In the late afternoon, it was time for elephant triage back at the guesthouse. Monica, who runs Jumbo Guesthouse, has a well-stocked pharmacy for both humans and animals. (Out there, far from big towns, it’s good to be prepared!) She accepts donations of medicines from her guests and from professionals abroad, which she donates to poor villages in the region.
She wasn’t completely set up for an elephant operation, though, so Petra went on her bike to the pharmacy in town and bought some extra basics: gauze, Betadine, and other antibacterial agents to purify the wound. Luckily, Petra was traveling with medical scissors in her backpack (she’s not someone to mess with!), and Monica could provide a scalpel.

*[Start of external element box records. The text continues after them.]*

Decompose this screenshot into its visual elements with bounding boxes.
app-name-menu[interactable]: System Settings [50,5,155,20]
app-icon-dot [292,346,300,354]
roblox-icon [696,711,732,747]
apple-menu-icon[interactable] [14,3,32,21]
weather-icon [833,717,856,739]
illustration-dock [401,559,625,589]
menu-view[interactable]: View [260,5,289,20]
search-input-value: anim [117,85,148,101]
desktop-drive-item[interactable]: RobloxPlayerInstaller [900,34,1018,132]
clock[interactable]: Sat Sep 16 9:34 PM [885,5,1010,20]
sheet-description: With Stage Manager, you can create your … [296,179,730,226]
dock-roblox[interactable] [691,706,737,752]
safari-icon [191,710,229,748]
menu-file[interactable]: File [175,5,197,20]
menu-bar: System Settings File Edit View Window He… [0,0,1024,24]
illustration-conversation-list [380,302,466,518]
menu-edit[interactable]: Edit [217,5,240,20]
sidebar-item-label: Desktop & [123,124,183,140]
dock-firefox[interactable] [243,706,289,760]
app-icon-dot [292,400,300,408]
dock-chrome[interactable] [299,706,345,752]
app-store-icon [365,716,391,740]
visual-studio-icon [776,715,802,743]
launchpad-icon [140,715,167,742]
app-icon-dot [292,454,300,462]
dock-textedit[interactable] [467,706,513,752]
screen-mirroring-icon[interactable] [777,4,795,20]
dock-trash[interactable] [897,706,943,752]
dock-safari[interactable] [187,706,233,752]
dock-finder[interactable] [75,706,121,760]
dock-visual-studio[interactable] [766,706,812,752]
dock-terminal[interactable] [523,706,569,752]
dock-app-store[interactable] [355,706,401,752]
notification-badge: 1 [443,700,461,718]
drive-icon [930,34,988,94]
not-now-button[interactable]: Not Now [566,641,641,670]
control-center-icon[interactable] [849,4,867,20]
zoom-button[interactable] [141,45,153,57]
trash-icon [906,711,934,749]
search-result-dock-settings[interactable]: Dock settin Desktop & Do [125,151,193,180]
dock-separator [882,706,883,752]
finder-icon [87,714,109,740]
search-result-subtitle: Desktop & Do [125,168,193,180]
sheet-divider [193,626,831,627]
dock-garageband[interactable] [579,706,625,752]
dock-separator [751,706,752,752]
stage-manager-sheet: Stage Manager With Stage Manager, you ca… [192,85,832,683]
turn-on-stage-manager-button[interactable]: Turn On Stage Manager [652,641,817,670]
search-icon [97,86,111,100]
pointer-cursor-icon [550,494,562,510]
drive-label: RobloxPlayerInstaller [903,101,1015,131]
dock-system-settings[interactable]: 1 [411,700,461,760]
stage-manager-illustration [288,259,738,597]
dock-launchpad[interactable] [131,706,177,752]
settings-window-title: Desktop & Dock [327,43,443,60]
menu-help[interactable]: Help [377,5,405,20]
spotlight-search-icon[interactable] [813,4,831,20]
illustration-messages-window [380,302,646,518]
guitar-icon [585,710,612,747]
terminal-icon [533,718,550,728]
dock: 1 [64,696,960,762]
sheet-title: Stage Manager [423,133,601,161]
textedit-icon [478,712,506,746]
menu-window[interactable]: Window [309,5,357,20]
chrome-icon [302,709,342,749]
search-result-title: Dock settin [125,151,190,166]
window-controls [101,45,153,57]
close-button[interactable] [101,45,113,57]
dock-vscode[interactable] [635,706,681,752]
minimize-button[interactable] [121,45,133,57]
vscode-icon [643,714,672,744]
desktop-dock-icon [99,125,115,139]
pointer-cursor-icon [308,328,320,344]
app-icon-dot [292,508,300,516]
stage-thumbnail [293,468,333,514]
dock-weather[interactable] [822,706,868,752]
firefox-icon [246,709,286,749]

Fully equipped, they got to work. Marlies cleaned the wound with Betadine, while Petra injected the area around it with local anesthetic. During the procedure, the mahout sat on Khamdy’s head, giving her commands to stop moving and be calm. It was amazing to see the control he had over the giant animal, who must have been really worried about what was happening to her!
Khamdy got a bit restless when the wound first started to bleed. Petra said it was normal—“no animal likes to smell its own blood.” But she had to get deep into the wound to clean it. For the future vet, this was her biggest challenge—you don’t often have to stick your fingers deep into an elephant! But Petra was up to it. She opened the wound with the scissors and scalpel, the mahout controlling the trusting elephant the whole time. Marlies, Monica and Kham assisted Petra, all the while giving the elephant injections to clean the wound. It was a sort-of-scary, messy, exciting and sickening and wonderful event—not at all the thing you’d find on the beaten track. (Eventually the messy bit—the blood—got to be much for Marlies, who had to quit.)
Finally, they got all the pus and infection washed out of the wound. They knotted meters and meters of gauze and soaked it in liters of Betadine, so they could pack the wound with it.
After the wound was cleaned, packed, and dressed, Khamdy the elephant, of course, wanted to take the gauze out with her trunk and play with it. They had to trust that the mahout had enough control over his animal that he could stop her from pulling the bandages. Petra gave the mahout instructions about what to do to continue treatment. He had to keep the packed gauze in the wound for two days, to let it heal. After that, he could take it out and the wound could heal on its own.
Petra, Marlies, Kham, and Monica disbanded the impromptu Mobile Elephant Treatment Center and parted ways with Khamdy and her mahout. A few days later, Monica got word from the mahout that he’d taken the packing out of the wound after two days and that Khamdy was happy and well. The future vet will have something unusual to put on her resume, the mahout will have a healthy source of income again, Khamdy will have her health, and everyone will have had the experience of pulling together, under unusual and difficult circumstances, to do some good.